Aug 11 (Reuters) - Chemicals maker Celanese CE.N forecast third-quarter profit below estimates on Monday, anticipating waning demand across most of its key markets in the second half of the year, sending its shares down 14.6% in extended trading.
The chemical industry has been struggling with higher energy costs, as well as weak demand and prices, especially in the European markets where strict regulations have further raised the cost of manufacturing.
U.S. President Donald Trump's erratic trade policy has added to the uncertainty in the industry.
The company, which makes chemical products used in coatings, paints and pharmaceutical products and polymers, projected adjusted profit of $1.10 to $1.40 per share in the third quarter.
Analysts on average were expecting $1.73 per share, according to data compiled by LSEG.
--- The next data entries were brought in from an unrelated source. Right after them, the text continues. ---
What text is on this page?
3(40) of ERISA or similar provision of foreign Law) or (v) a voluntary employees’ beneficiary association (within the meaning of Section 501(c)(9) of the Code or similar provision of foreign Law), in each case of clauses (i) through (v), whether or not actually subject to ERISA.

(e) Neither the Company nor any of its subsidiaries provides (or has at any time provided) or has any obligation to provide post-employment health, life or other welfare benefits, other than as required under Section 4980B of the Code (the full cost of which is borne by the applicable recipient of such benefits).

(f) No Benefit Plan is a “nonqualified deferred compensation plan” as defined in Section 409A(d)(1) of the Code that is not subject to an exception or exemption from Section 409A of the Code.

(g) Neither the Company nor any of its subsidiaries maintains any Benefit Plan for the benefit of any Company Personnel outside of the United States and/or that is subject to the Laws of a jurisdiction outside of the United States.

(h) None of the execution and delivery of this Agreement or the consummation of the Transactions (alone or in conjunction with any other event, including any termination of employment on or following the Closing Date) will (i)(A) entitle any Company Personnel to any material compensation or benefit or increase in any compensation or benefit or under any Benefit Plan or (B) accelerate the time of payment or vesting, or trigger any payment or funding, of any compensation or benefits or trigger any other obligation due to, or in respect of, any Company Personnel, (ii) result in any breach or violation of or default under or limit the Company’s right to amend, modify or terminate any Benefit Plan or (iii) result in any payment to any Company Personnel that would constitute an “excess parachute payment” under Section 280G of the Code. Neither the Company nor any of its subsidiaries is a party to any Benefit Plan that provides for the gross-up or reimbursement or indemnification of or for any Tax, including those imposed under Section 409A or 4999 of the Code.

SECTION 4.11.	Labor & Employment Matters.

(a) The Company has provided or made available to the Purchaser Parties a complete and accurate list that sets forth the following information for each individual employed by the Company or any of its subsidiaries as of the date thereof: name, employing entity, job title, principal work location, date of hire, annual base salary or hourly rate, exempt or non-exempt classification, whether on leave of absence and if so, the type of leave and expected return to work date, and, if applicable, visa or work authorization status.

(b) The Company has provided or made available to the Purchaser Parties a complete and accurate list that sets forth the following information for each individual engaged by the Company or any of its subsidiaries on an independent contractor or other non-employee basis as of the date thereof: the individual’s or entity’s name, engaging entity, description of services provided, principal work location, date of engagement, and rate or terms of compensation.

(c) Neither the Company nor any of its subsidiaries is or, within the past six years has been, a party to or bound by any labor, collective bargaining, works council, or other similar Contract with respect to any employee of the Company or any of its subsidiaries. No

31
Celanese anticipates slowing demand to partially offset the benefits from the cost-cuts, which are expected to be realized in the third quarter.
However, the Irving, Texas-based company reported adjusted profit of $1.44 per share in the second quarter, beating estimates of $1.40 on the back of cost-cutting measures.
"We are also pleased that the deliberate actions we took drove earnings results for us this quarter," CEO Scott Richardson said.
"However, the demand environment does not seem to be improving."
The company said it has progressed to the second round of the divestiture process for its electronics segment, Micromax, having attracted interest from a number of potential buyers.
Celanese had said in May it would spin off Micromax, a supplier of electronic inks and pastes designed for high-performance electronics, as the company looked to generate cash and cut debt.
Materials from the Micromax unit are used in applications including navigation and defense, medical monitoring and advanced circuit board components.